Acontece que, logo que alcança seu objetivo, o estudante fica horrorizado e abandona a criatura à própria sorte. Frankenstein passa, então, a viver num constante tormento causado pelo arrependimento de ter brincado de Deus. A criatura, por sua vez, forja seu caráter no abandono e rejeição de uma sociedade que não estava preparada para recebê-lo. Assim temos o principal elemento de horror da história: a destruição de um homem e o surgimento da maldade.

Interessante observar que o título completo dessa obra, Frankenstein ou O Prometeu Moderno, remete exatamente ao caminho que a autora pretendia trilhar com seu protagonista. Segundo a mitologia, Prometeu foi um titã que roubou o fogo dos deuses e, por isso, sofreu a punição de ter seu fígado comido diariamente por uma águia durante trinta mil anos. Pois assim como Prometeu, testemunhamos a queda de Frankenstein, que definha diante dos olhos do leitor por consequência de seus atos.

Como todo clássico, a obra de Mary Shelley permanece atual e nos propõe reflexões importantes, sendo uma delas sobre limites. Só porque algo é possível, significa que deve ser feito?

Ao infligir tamanho castigo a seu protagonista, parece que a autora reflete sobre o fato de que, mesmo de forma inconsciente, nossos atos podem ser extremamente destrutivos. É a glória que interessa a Frankenstein e ele não pensa em mais nada além de seu projeto macabro. Sua única preocupação é vencer a morte enquanto todos os riscos de seu empreendimento são ignorados.

Uma discussão ainda mais profunda diz respeito aos motivos que levam um homem a se corromper. A criatura de Shelley é um ser completamente solitário. Durante toda a narrativa ele é chamado de monstro ou demônio, não tendo direito sequer a receber um nome.

Mesmo assim não acho justo culpar a sociedade pelas maldades que ele comete no decorrer da história. A infelicidade não é justificativa para o mal, assim como o sofrimento não legitima ninguém a cometer atos impiedosos. Por certo que as constantes rejeições sofridas pela criatura instigaram nele sentimentos de ódio e vingança, mas não é por isso que devemos isentá-lo de seus crimes.
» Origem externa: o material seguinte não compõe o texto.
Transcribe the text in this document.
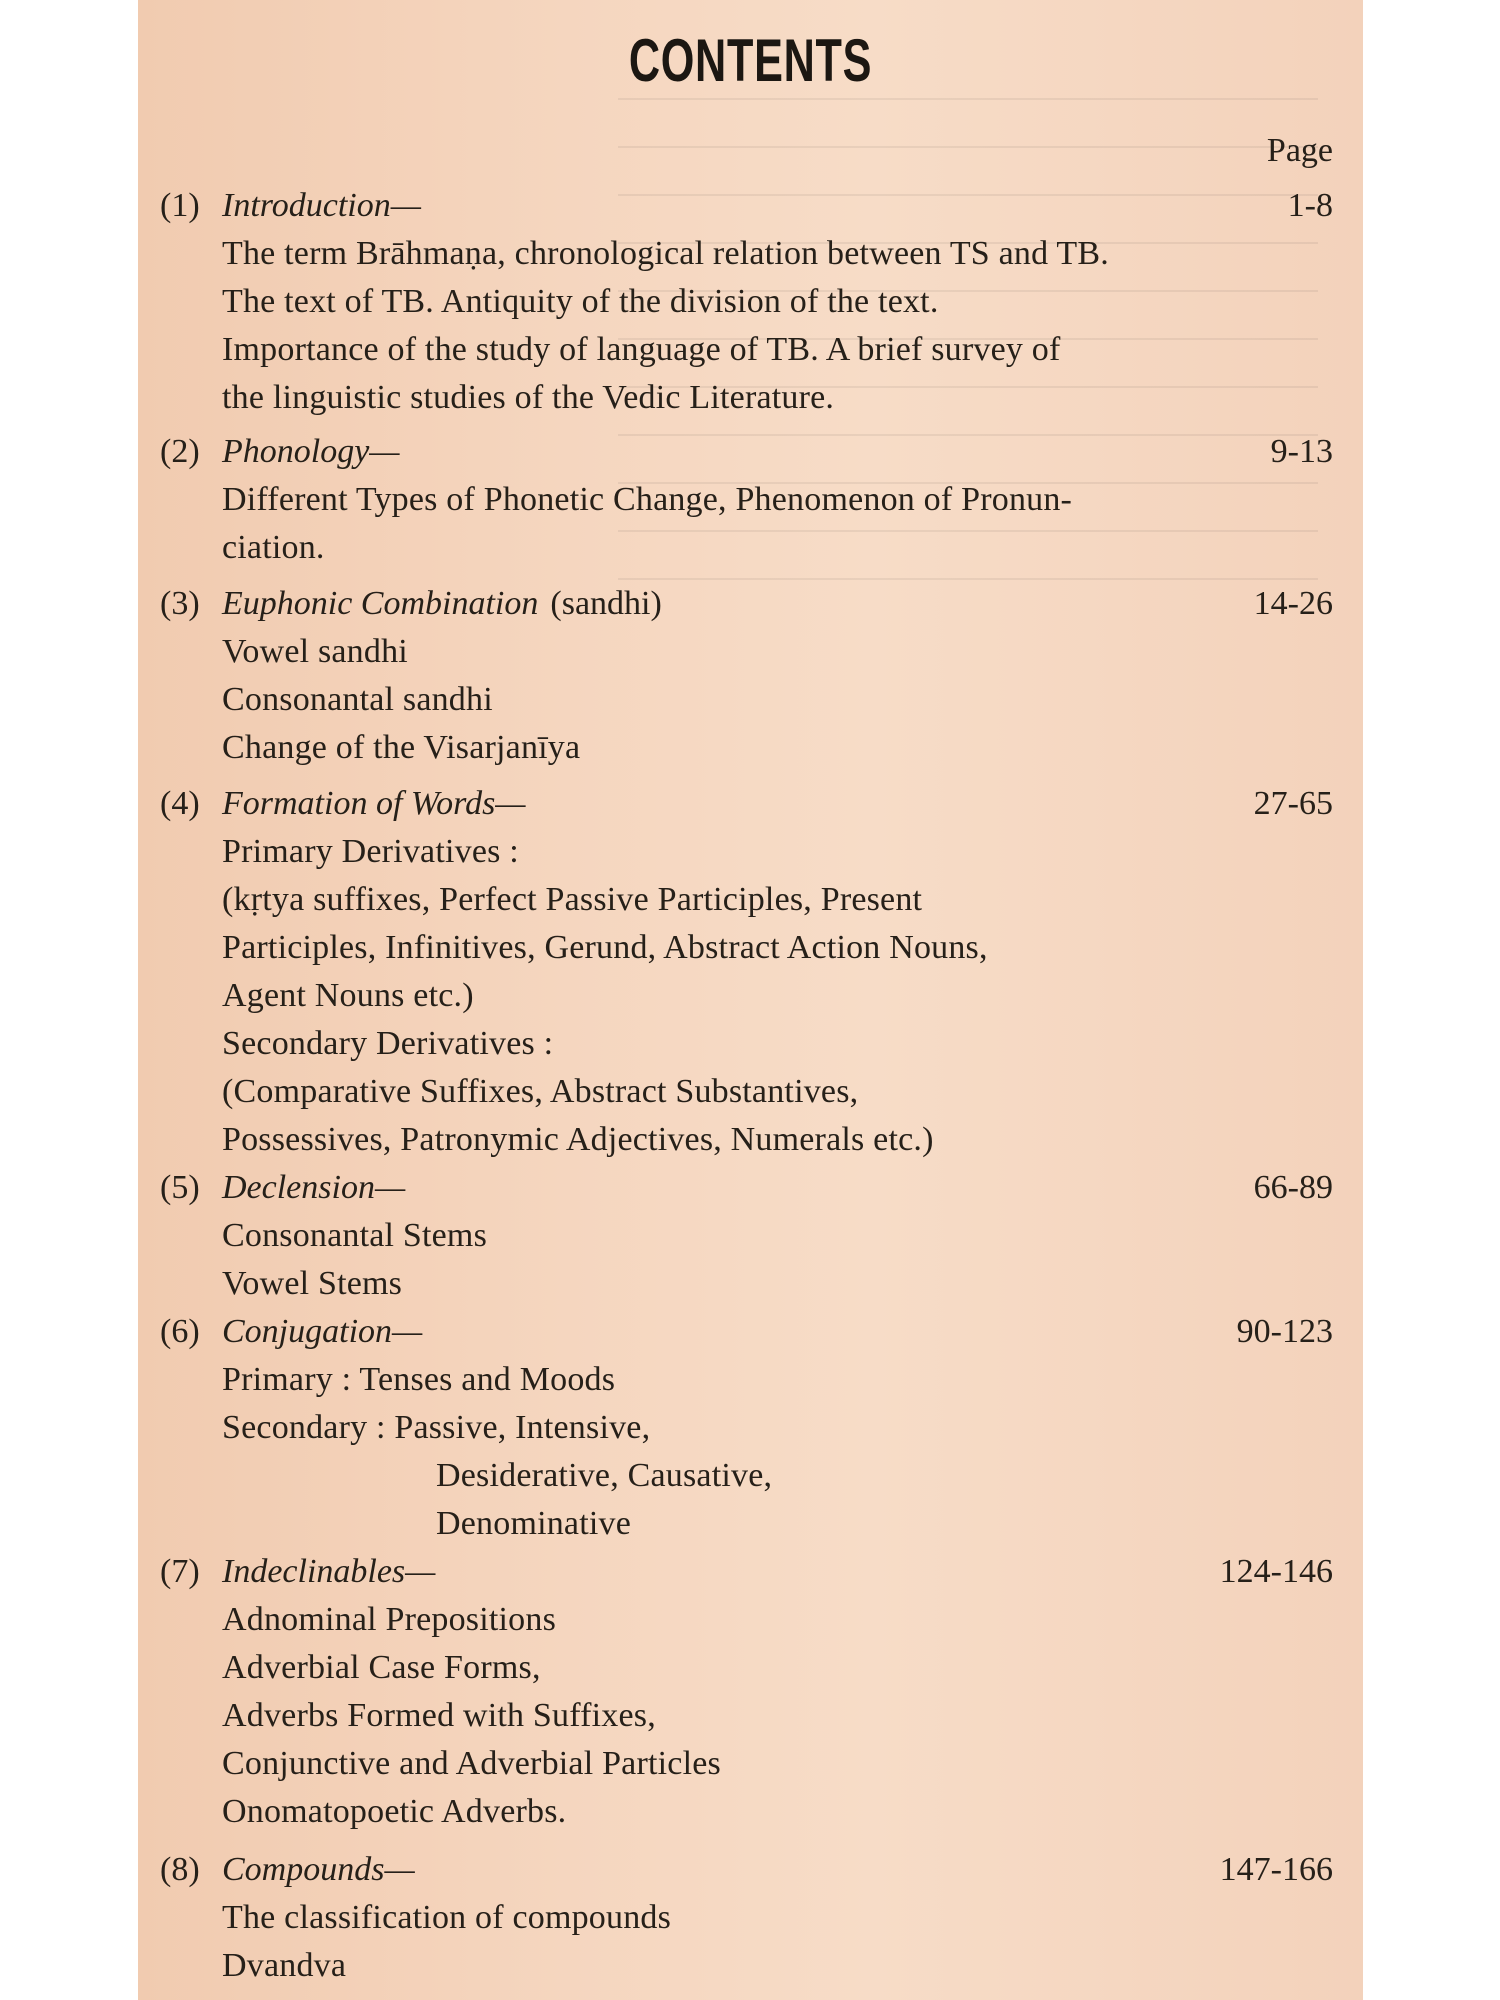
CONTENTS
Page
(1) Introduction—	1-8
The term Brāhmaṇa, chronological relation between TS and TB.
The text of TB. Antiquity of the division of the text.
Importance of the study of language of TB. A brief survey of
the linguistic studies of the Vedic Literature.
(2) Phonology—	9-13
Different Types of Phonetic Change, Phenomenon of Pronun-
ciation.
(3) Euphonic Combination (sandhi)	14-26
Vowel sandhi
Consonantal sandhi
Change of the Visarjanīya
(4) Formation of Words—	27-65
Primary Derivatives :
(kṛtya suffixes, Perfect Passive Participles, Present
Participles, Infinitives, Gerund, Abstract Action Nouns,
Agent Nouns etc.)
Secondary Derivatives :
(Comparative Suffixes, Abstract Substantives,
Possessives, Patronymic Adjectives, Numerals etc.)
(5) Declension—	66-89
Consonantal Stems
Vowel Stems
(6) Conjugation—	90-123
Primary : Tenses and Moods
Secondary : Passive, Intensive,
Desiderative, Causative,
Denominative
(7) Indeclinables—	124-146
Adnominal Prepositions
Adverbial Case Forms,
Adverbs Formed with Suffixes,
Conjunctive and Adverbial Particles
Onomatopoetic Adverbs.
(8) Compounds—	147-166
The classification of compounds
Dvandva
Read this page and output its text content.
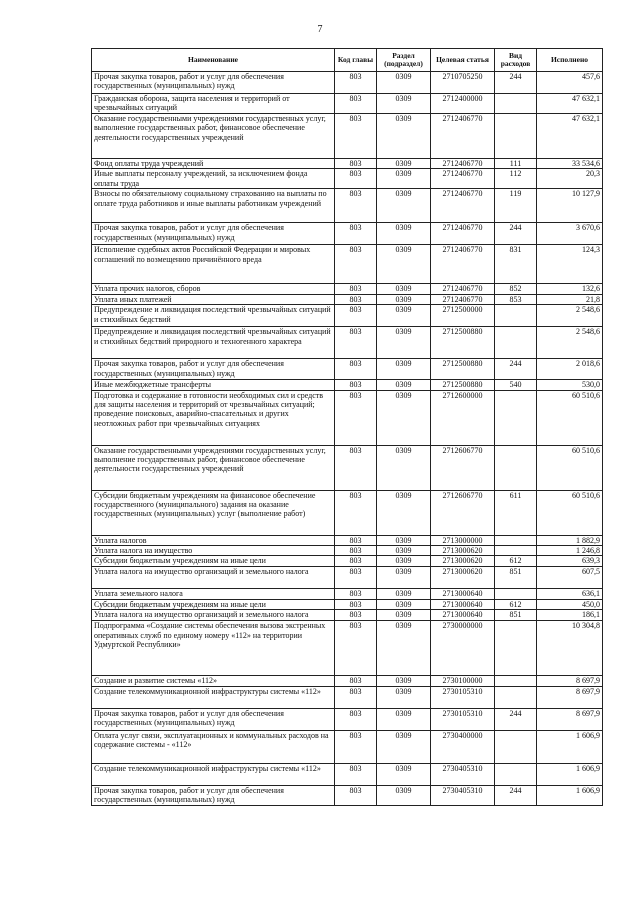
7
Наименование	Код главы	Раздел (подраздел)	Целевая статья	Вид расходов	Исполнено
Прочая закупка товаров, работ и услуг для обеспечения государственных (муниципальных) нужд	803	0309	2710705250	244	457,6
Гражданская оборона, защита населения и территорий от чрезвычайных ситуаций	803	0309	2712400000		47 632,1
Оказание государственными учреждениями государственных услуг, выполнение государственных работ, финансовое обеспечение деятельности государственных учреждений	803	0309	2712406770		47 632,1
Фонд оплаты труда учреждений	803	0309	2712406770	111	33 534,6
Иные выплаты персоналу учреждений, за исключением фонда оплаты труда	803	0309	2712406770	112	20,3
Взносы по обязательному социальному страхованию на выплаты по оплате труда работников и иные выплаты работникам учреждений	803	0309	2712406770	119	10 127,9
Прочая закупка товаров, работ и услуг для обеспечения государственных (муниципальных) нужд	803	0309	2712406770	244	3 670,6
Исполнение судебных актов Российской Федерации и мировых соглашений по возмещению причинённого вреда	803	0309	2712406770	831	124,3
Уплата прочих налогов, сборов	803	0309	2712406770	852	132,6
Уплата иных платежей	803	0309	2712406770	853	21,8
Предупреждение и ликвидация последствий чрезвычайных ситуаций и стихийных бедствий	803	0309	2712500000		2 548,6
Предупреждение и ликвидация последствий чрезвычайных ситуаций и стихийных бедствий природного и техногенного характера	803	0309	2712500880		2 548,6
Прочая закупка товаров, работ и услуг для обеспечения государственных (муниципальных) нужд	803	0309	2712500880	244	2 018,6
Иные межбюджетные трансферты	803	0309	2712500880	540	530,0
Подготовка и содержание в готовности необходимых сил и средств для защиты населения и территорий от чрезвычайных ситуаций; проведение поисковых, аварийно-спасательных и других неотложных работ при чрезвычайных ситуациях	803	0309	2712600000		60 510,6
Оказание государственными учреждениями государственных услуг, выполнение государственных работ, финансовое обеспечение деятельности государственных учреждений	803	0309	2712606770		60 510,6
Субсидии бюджетным учреждениям на финансовое обеспечение государственного (муниципального) задания на оказание государственных (муниципальных) услуг (выполнение работ)	803	0309	2712606770	611	60 510,6
Уплата налогов	803	0309	2713000000		1 882,9
Уплата налога на имущество	803	0309	2713000620		1 246,8
Субсидии бюджетным учреждениям на иные цели	803	0309	2713000620	612	639,3
Уплата налога на имущество организаций и земельного налога	803	0309	2713000620	851	607,5
Уплата земельного налога	803	0309	2713000640		636,1
Субсидии бюджетным учреждениям на иные цели	803	0309	2713000640	612	450,0
Уплата налога на имущество организаций и земельного налога	803	0309	2713000640	851	186,1
Подпрограмма «Создание системы обеспечения вызова экстренных оперативных служб по единому номеру «112» на территории Удмуртской Республики»	803	0309	2730000000		10 304,8
Создание и развитие системы «112»	803	0309	2730100000		8 697,9
Создание телекоммуникационной инфраструктуры системы «112»	803	0309	2730105310		8 697,9
Прочая закупка товаров, работ и услуг для обеспечения государственных (муниципальных) нужд	803	0309	2730105310	244	8 697,9
Оплата услуг связи, эксплуатационных и коммунальных расходов на содержание системы - «112»	803	0309	2730400000		1 606,9
Создание телекоммуникационной инфраструктуры системы «112»	803	0309	2730405310		1 606,9
Прочая закупка товаров, работ и услуг для обеспечения государственных (муниципальных) нужд	803	0309	2730405310	244	1 606,9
Fato é que nessa história não existe mocinho nem vilão. Shelley presenteou os leitores do mundo inteiro com um texto magnífico, poético e reflexivo. Um texto que, mesmo diante de extensos monólogos, não entedia.

Os sentimentos de não pertencer a lugar algum e de não ser amado por ninguém, chegam a ser esmagadores em alguns pontos da narrativa, sobretudo na parte em que a criatura se dedica a contar sua história. Sua busca por companhia é uma das coisas mais tristes que já li. Como disse anteriormente, não perdoo seus crimes, mas também não pude deixar de sentir compaixão por esse que é um dos personagens mais miseráveis da literatura.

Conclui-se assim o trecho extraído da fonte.